COMMENT (This is not an answer!)

The identity $(2xz)^2+(2yz)^2+(z^2-x^2-y^2)^2=(x^2+y^2+z^2)^2$ gives the general solution of $X^2+Y^2+Z^2=W^2$ so one has the necessary condition with parameters $x,y,z$ $$\begin{cases}a^3=2xz\\b^3=2yz\\c^3=z^2-x^2-y^2\\d^3=x^2+y^2+z^2\end{cases}$$ This could be a good first step to get an answer.

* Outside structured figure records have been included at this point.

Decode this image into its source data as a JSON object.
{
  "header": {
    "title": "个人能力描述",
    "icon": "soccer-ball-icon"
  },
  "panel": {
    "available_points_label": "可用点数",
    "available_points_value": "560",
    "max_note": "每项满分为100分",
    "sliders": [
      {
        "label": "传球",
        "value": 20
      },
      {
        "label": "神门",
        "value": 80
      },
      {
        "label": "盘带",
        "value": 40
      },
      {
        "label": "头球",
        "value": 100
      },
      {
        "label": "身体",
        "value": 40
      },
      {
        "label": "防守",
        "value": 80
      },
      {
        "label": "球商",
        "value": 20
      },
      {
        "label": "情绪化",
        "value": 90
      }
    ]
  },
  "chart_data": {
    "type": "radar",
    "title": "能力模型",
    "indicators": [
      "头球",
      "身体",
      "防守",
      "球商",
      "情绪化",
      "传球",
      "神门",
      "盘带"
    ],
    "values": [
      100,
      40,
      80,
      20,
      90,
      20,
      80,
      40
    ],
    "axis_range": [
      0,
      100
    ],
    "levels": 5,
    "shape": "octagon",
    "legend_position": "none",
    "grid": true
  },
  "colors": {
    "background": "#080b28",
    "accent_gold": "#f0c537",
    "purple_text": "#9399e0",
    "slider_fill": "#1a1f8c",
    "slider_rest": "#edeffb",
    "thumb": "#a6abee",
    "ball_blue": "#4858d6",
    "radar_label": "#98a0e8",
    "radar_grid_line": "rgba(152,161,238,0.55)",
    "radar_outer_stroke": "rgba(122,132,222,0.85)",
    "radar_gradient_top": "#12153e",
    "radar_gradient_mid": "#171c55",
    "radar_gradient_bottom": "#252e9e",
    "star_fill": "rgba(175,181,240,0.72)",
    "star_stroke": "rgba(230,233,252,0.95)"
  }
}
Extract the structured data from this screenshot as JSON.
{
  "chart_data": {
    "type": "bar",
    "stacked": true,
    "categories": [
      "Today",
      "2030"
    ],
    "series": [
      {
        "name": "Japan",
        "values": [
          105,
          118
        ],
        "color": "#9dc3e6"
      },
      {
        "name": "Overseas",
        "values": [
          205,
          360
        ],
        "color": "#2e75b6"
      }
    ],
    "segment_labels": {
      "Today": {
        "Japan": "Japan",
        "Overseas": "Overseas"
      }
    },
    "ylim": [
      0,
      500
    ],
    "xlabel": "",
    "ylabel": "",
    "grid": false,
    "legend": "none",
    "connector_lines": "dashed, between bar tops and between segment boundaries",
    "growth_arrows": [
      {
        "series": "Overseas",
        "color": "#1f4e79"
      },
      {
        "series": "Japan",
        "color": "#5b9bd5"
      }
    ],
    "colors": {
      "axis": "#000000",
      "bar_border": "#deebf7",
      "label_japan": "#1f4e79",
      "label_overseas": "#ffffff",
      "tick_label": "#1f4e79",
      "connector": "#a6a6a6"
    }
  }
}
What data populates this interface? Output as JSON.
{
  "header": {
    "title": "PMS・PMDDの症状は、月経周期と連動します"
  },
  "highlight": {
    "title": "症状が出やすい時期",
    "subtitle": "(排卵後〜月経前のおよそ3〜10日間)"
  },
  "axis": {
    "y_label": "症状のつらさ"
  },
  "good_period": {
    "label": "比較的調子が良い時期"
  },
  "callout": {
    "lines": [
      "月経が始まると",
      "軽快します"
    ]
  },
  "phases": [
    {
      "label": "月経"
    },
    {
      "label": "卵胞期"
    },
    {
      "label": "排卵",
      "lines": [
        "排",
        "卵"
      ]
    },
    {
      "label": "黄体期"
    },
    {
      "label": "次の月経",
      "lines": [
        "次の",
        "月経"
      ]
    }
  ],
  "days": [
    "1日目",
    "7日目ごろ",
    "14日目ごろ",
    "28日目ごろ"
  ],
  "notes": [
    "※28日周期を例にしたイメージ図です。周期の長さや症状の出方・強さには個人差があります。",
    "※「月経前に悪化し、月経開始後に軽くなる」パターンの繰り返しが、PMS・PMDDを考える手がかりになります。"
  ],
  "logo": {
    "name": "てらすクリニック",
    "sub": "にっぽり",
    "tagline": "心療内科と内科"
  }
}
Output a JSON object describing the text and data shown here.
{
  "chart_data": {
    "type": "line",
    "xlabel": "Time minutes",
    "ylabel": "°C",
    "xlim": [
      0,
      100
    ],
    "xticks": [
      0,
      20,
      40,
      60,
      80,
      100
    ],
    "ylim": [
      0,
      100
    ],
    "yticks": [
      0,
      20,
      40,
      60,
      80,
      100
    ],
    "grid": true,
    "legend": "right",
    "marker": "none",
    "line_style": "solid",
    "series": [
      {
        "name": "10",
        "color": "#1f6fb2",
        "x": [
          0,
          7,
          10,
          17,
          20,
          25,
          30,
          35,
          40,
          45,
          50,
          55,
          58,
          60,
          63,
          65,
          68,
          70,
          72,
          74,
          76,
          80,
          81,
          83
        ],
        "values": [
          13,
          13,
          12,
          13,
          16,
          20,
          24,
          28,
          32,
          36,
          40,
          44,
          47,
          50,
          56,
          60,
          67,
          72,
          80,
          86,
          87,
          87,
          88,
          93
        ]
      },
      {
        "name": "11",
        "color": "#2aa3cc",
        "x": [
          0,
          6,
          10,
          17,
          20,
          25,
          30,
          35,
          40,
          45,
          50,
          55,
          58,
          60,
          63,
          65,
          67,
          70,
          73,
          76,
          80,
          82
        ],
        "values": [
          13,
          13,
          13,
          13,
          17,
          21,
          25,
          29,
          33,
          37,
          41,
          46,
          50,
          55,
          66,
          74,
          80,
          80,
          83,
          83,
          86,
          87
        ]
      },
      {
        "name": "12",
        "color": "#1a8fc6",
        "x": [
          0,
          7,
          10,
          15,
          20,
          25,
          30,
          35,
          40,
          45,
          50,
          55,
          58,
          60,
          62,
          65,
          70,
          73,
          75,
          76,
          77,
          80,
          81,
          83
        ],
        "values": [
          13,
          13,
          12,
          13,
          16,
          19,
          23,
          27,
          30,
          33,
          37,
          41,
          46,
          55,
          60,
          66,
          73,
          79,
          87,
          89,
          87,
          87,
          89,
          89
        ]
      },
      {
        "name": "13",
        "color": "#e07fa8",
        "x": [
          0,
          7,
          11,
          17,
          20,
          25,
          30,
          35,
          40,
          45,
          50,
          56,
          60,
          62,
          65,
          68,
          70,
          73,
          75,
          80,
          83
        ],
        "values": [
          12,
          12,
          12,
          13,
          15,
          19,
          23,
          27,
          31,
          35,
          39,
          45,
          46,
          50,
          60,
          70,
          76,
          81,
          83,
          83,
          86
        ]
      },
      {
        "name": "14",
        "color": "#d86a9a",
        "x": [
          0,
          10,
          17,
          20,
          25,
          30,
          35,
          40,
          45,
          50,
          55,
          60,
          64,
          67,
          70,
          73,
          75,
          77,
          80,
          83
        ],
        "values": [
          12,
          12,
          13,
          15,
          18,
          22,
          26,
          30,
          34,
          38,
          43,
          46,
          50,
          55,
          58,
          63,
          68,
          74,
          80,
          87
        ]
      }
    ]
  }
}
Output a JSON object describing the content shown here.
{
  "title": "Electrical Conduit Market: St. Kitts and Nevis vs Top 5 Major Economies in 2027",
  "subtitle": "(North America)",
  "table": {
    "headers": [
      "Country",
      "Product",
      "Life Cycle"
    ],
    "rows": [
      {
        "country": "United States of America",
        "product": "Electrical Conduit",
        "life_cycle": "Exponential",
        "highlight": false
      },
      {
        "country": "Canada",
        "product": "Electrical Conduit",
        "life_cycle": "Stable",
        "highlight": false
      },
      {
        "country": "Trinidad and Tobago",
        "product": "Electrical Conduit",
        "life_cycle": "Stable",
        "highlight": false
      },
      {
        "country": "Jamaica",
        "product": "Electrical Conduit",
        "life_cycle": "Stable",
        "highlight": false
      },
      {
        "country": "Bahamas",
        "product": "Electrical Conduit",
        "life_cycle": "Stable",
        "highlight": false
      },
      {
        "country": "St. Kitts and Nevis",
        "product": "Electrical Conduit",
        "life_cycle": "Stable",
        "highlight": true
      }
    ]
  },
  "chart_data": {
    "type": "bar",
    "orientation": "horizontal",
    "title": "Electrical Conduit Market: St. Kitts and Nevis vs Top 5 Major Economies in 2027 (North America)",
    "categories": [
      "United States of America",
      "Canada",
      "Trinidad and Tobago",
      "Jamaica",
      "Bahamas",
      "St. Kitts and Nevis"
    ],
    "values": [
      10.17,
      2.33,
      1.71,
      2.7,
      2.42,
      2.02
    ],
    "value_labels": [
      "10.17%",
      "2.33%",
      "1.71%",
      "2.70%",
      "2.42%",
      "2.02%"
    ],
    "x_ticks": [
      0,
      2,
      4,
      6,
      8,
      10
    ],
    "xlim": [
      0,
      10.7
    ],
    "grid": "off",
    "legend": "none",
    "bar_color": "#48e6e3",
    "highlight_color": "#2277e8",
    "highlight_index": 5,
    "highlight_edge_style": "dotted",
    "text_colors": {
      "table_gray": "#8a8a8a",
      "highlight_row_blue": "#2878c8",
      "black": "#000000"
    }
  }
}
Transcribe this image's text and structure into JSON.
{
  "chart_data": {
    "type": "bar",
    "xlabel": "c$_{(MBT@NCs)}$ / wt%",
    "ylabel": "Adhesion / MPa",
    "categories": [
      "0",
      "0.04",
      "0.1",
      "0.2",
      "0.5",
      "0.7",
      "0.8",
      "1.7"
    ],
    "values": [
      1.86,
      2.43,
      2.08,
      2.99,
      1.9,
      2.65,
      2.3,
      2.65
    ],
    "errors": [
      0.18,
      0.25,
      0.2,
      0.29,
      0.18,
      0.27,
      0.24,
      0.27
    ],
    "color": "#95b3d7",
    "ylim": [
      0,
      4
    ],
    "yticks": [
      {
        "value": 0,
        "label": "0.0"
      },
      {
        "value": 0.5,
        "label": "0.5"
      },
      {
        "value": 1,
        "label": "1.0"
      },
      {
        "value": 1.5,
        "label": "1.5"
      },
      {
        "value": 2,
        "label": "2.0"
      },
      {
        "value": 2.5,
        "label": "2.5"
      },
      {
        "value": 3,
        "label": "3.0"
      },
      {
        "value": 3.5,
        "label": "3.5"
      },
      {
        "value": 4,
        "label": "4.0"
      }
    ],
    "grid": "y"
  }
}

(Follow the COMMENT).- By the way, if $$A_1=a^5+10a^4-8a^3+16a^2+64a-32\\A_2=a^5-10a^4-8a^3-16a^2+64a+32\\A_3=-a^5+8a^4+8a^3-16a^2+80a+32\\A_4=-a^5-8a^4+8a^3+16a^2+80a-32$$ then we have for all real parameter $a$ the identity $$a(6a^4+24a^2+96)^3=A_1^3+A_2^3+A_3^3+A_4^3$$ Consequently, making $a=n^3$, one has for all natural $n$ an identity:

$$X_1^3+X_2^3+X_3^3+X_4^3=X_5^3$$ where each $X_i$ has degree $15$.